Matheus Gonche

Personal information
- Full name: Matheus Ferreira de Moraes Gonche
- Nationality: Brazil
- Born: 5 January 1999 (age 27) Resende, Brazil
- Height: 1.82 m (6 ft 0 in)
- Weight: 83 kg (183 lb)

Sport
- Sport: Swimming
- Strokes: Butterfly

Medal record
Representing Brazil
South American Games
| Gold medal – first place | 2022 Asunción | 100 m butterfly |
| Gold medal – first place | 2022 Asunción | 4x100 m medley |
| Silver medal – second place | 2022 Asunción | 200 m butterfly |
| Bronze medal – third place | 2018 Cochabamba | 100 m butterfly |
World University Games
| Bronze medal – third place | 2021 Chengdu | 4×200 m freestyle |

= Matheus Gonche =

Brazilian swimmer (born 1999)

Matheus Ferreira de Moraes Gonche (born 5 January 1999) is a Brazilian swimmer.

==Career==

At the 2018 South American Games, Gonche won a bronze medal in the 100m butterfly.

He competed in the 2020 Summer Olympics, where he finished 43rd in the Men's 100 metre butterfly.

At the 2021 Summer World University Games, he won a bronze medal in the 4x200m freestyle relay.
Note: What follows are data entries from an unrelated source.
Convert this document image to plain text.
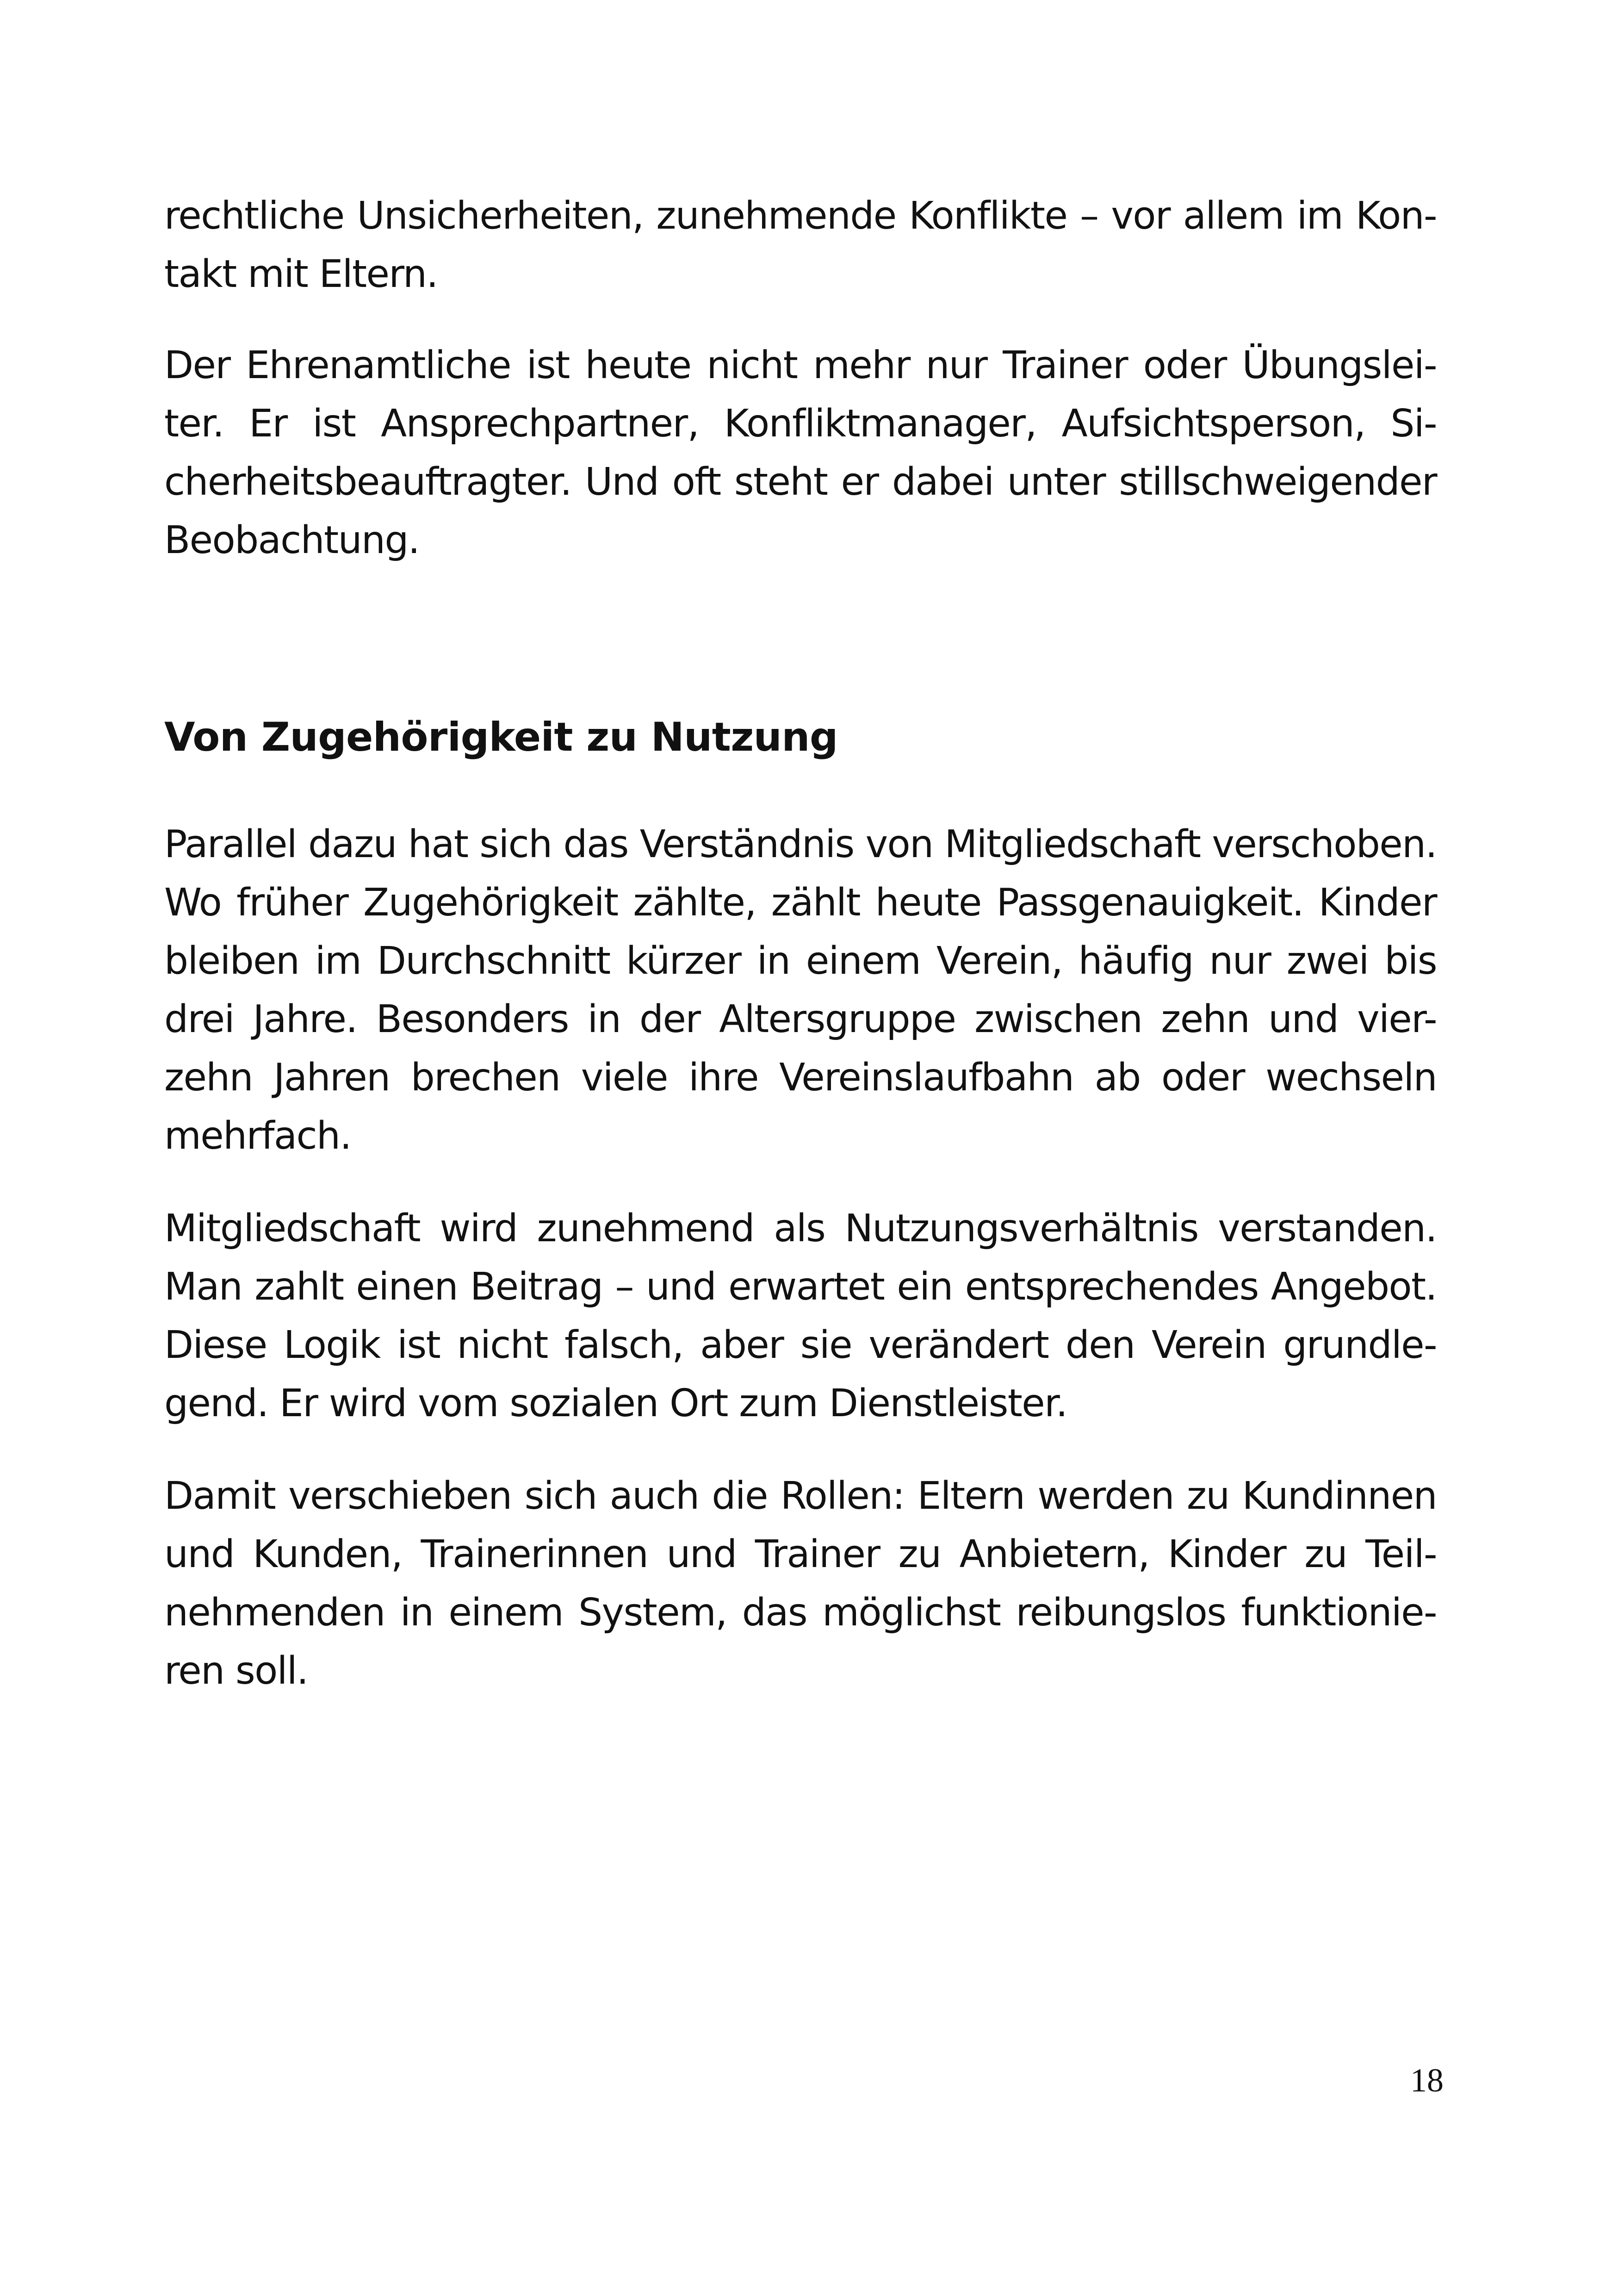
rechtliche Unsicherheiten, zunehmende Konflikte – vor allem im Kon-
takt mit Eltern.
Der Ehrenamtliche ist heute nicht mehr nur Trainer oder Übungslei-
ter. Er ist Ansprechpartner, Konfliktmanager, Aufsichtsperson, Si-
cherheitsbeauftragter. Und oft steht er dabei unter stillschweigender
Beobachtung.
Von Zugehörigkeit zu Nutzung
Parallel dazu hat sich das Verständnis von Mitgliedschaft verschoben.
Wo früher Zugehörigkeit zählte, zählt heute Passgenauigkeit. Kinder
bleiben im Durchschnitt kürzer in einem Verein, häufig nur zwei bis
drei Jahre. Besonders in der Altersgruppe zwischen zehn und vier-
zehn Jahren brechen viele ihre Vereinslaufbahn ab oder wechseln
mehrfach.
Mitgliedschaft wird zunehmend als Nutzungsverhältnis verstanden.
Man zahlt einen Beitrag – und erwartet ein entsprechendes Angebot.
Diese Logik ist nicht falsch, aber sie verändert den Verein grundle-
gend. Er wird vom sozialen Ort zum Dienstleister.
Damit verschieben sich auch die Rollen: Eltern werden zu Kundinnen
und Kunden, Trainerinnen und Trainer zu Anbietern, Kinder zu Teil-
nehmenden in einem System, das möglichst reibungslos funktionie-
ren soll.
18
At the Maria Lenk Trophy held in April 2022, he achieved the marks of 51.60 in the 100 m butterfly and 1:56.30 in the 200 m butterfly. With this, he was not only Brazilian champion in both events, but was ranked 7th in the world rankings in both events at that time.

He was at the 2022 World Aquatics Championships held in Budapest, Hungary, where he finished 10th in the Men's 4 × 100 metre medley relay, along with João Gomes Júnior, Guilherme Basseto and Luiz Gustavo Borges., 18th in the Men's 100 metre butterfly and 33rd in the Men's 200 metre butterfly.

Gonche won three medals at the 2022 South American Games: gold in the 100m butterfly and the 4x100m medley, and silver in the 200m butterfly.

At the 2023 Pan American Games, he finished 10th in the 200m butterfly.

At the 2024 World Aquatics Championships, Gonche reached a World Championship semifinal for the first time. He finished 13th in the 100 metre butterfly, with a mark of 52.12. He also finished 20th in the 200 metre butterfly.